# Important Information - Banned Topics



## Indoril Nerevar (Jan 7, 2006)

Members,

We get quite a few people here asking for help and support with downloaded, copied or otherwise pirated games, as well as games which have been modified with a No-CD crack. If you are here looking for help, and your game falls under any of those categories, *please do not bother to post*. We cannot and will not provide any help to people using illegal copies of games. This includes having one game installed on multiple computers using the same CD-Key.

Quotes from the forum rules:


> *ASSISTANCE WITH ILLEGAL ACTIVITIES*
> 
> We will not provide any user with information about the location of websites that assist with software pirating, hacking, password cracking and keystroke recording software.
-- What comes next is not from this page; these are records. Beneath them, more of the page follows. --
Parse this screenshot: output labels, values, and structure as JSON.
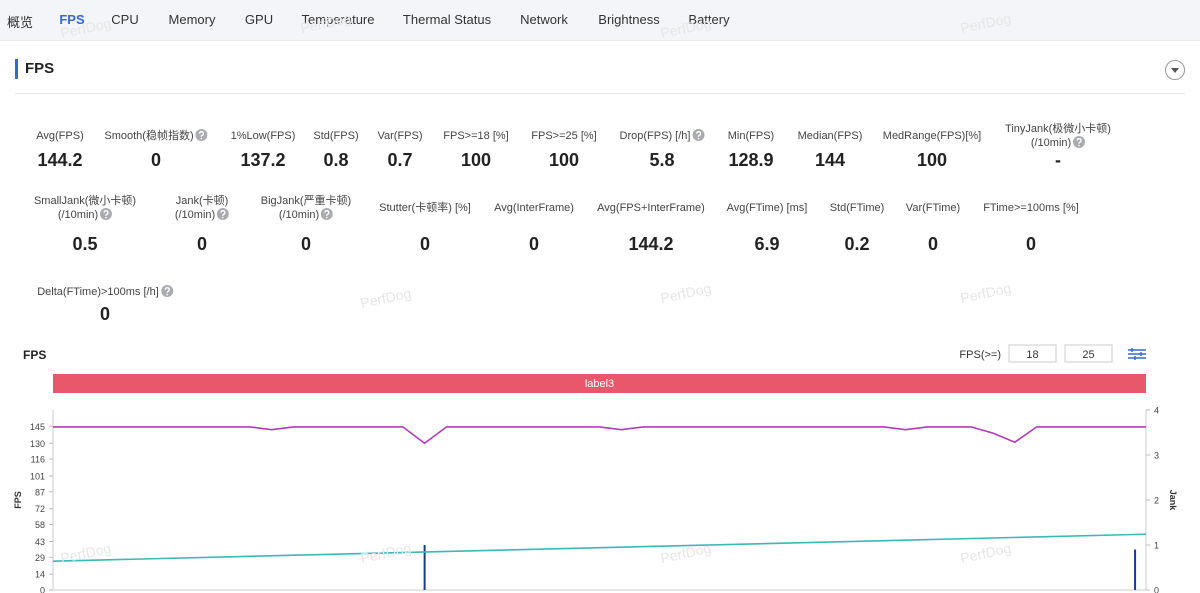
{
  "tabs": [
    "概览",
    "FPS",
    "CPU",
    "Memory",
    "GPU",
    "Temperature",
    "Thermal Status",
    "Network",
    "Brightness",
    "Battery"
  ],
  "active_tab": 1,
  "section_title": "FPS",
  "watermark": "PerfDog",
  "metrics": [
    [
      {
        "label": [
          "Avg(FPS)"
        ],
        "value": "144.2"
      },
      {
        "label": [
          "Smooth(稳帧指数)"
        ],
        "value": "0",
        "help": true
      },
      {
        "label": [
          "1%Low(FPS)"
        ],
        "value": "137.2"
      },
      {
        "label": [
          "Std(FPS)"
        ],
        "value": "0.8"
      },
      {
        "label": [
          "Var(FPS)"
        ],
        "value": "0.7"
      },
      {
        "label": [
          "FPS>=18 [%]"
        ],
        "value": "100"
      },
      {
        "label": [
          "FPS>=25 [%]"
        ],
        "value": "100"
      },
      {
        "label": [
          "Drop(FPS) [/h]"
        ],
        "value": "5.8",
        "help": true
      },
      {
        "label": [
          "Min(FPS)"
        ],
        "value": "128.9"
      },
      {
        "label": [
          "Median(FPS)"
        ],
        "value": "144"
      },
      {
        "label": [
          "MedRange(FPS)[%]"
        ],
        "value": "100"
      },
      {
        "label": [
          "TinyJank(极微小卡顿)",
          "(/10min)"
        ],
        "value": "-",
        "help": true
      }
    ],
    [
      {
        "label": [
          "SmallJank(微小卡顿)",
          "(/10min)"
        ],
        "value": "0.5",
        "help": true
      },
      {
        "label": [
          "Jank(卡顿)",
          "(/10min)"
        ],
        "value": "0",
        "help": true
      },
      {
        "label": [
          "BigJank(严重卡顿)",
          "(/10min)"
        ],
        "value": "0",
        "help": true
      },
      {
        "label": [
          "Stutter(卡顿率) [%]"
        ],
        "value": "0"
      },
      {
        "label": [
          "Avg(InterFrame)"
        ],
        "value": "0"
      },
      {
        "label": [
          "Avg(FPS+InterFrame)"
        ],
        "value": "144.2"
      },
      {
        "label": [
          "Avg(FTime) [ms]"
        ],
        "value": "6.9"
      },
      {
        "label": [
          "Std(FTime)"
        ],
        "value": "0.2"
      },
      {
        "label": [
          "Var(FTime)"
        ],
        "value": "0"
      },
      {
        "label": [
          "FTime>=100ms [%]"
        ],
        "value": "0"
      }
    ],
    [
      {
        "label": [
          "Delta(FTime)>100ms [/h]"
        ],
        "value": "0",
        "help": true
      }
    ]
  ],
  "chart_data": {
    "type": "line",
    "title": "FPS",
    "threshold_label": "FPS(>=)",
    "thresholds": [
      18,
      25
    ],
    "band_label": "label3",
    "band_color": "#e9576a",
    "ylabel": "FPS",
    "y2label": "Jank",
    "xlim": [
      0,
      100
    ],
    "ylim": [
      0,
      159.5
    ],
    "y2lim": [
      0,
      4
    ],
    "yticks": [
      0,
      14,
      29,
      43,
      58,
      72,
      87,
      101,
      116,
      130,
      145
    ],
    "y2ticks": [
      0,
      1,
      2,
      3,
      4
    ],
    "series": [
      {
        "color": "#b03cb8",
        "kind": "line",
        "x": [
          0,
          2,
          4,
          6,
          8,
          10,
          12,
          14,
          16,
          18,
          20,
          22,
          24,
          26,
          28,
          30,
          32,
          34,
          36,
          38,
          40,
          42,
          44,
          46,
          48,
          50,
          52,
          54,
          56,
          58,
          60,
          62,
          64,
          66,
          68,
          70,
          72,
          74,
          76,
          78,
          80,
          82,
          84,
          86,
          88,
          90,
          92,
          94,
          96,
          98,
          100
        ],
        "values": [
          144.5,
          144.5,
          144.5,
          144.5,
          144.5,
          144.5,
          144.5,
          144.5,
          144.5,
          144.5,
          142,
          144.5,
          144.5,
          144.5,
          144.5,
          144.5,
          144.5,
          130,
          144.5,
          144.5,
          144.5,
          144.5,
          144.5,
          144.5,
          144.5,
          144.5,
          142,
          144.5,
          144.5,
          144.5,
          144.5,
          144.5,
          144.5,
          144.5,
          144.5,
          144.5,
          144.5,
          144.5,
          144.5,
          142,
          144.5,
          144.5,
          144.5,
          139,
          131,
          144.5,
          144.5,
          144.5,
          144.5,
          144.5,
          144.5
        ]
      },
      {
        "color": "#1a3b8c",
        "kind": "bar",
        "axis": "y2",
        "x": [
          34,
          99
        ],
        "values": [
          1,
          0.9
        ]
      },
      {
        "color": "#3bb8b8",
        "kind": "line",
        "axis": "y2",
        "x": [
          0,
          100
        ],
        "values": [
          0.64,
          1.24
        ]
      }
    ]
  }
}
Furthermore we will not offer advice, assistance or instruction with regard to any of the above activities, illegal or otherwise.





> *ILLEGAL ACTIVITIES*
> 
> Users may not post hacks, cracks, or give instruction how to pirate any type of software, or anything similar, in any forum of TSF. We do not condone, support or give instruction on any illegal activity pertaining to computer systems, computer hardware, computer software programs or computer related activities. Included in this group of activities are requests for help to circumvent system admin passwords or Administrator settings on networks. We do understand that the majority of requests may be legitimate, but we do not have the means to discern these from non-legitimate requests.


If you are using a game which was bought and downloaded through a legitimate site, please make sure to mention it, so we do not lock your thread unnecessarily.

We also will not help with any of the following topics:
- Disc Image Emulators (such as Alcohol 120%, etc.)
- Console Emulators
- Modded Consoles

If you post a thread looking for help with a pirated/cracked game or one of the above topics, *it will be locked*. Please save our staff the trouble. Thankyou.


----------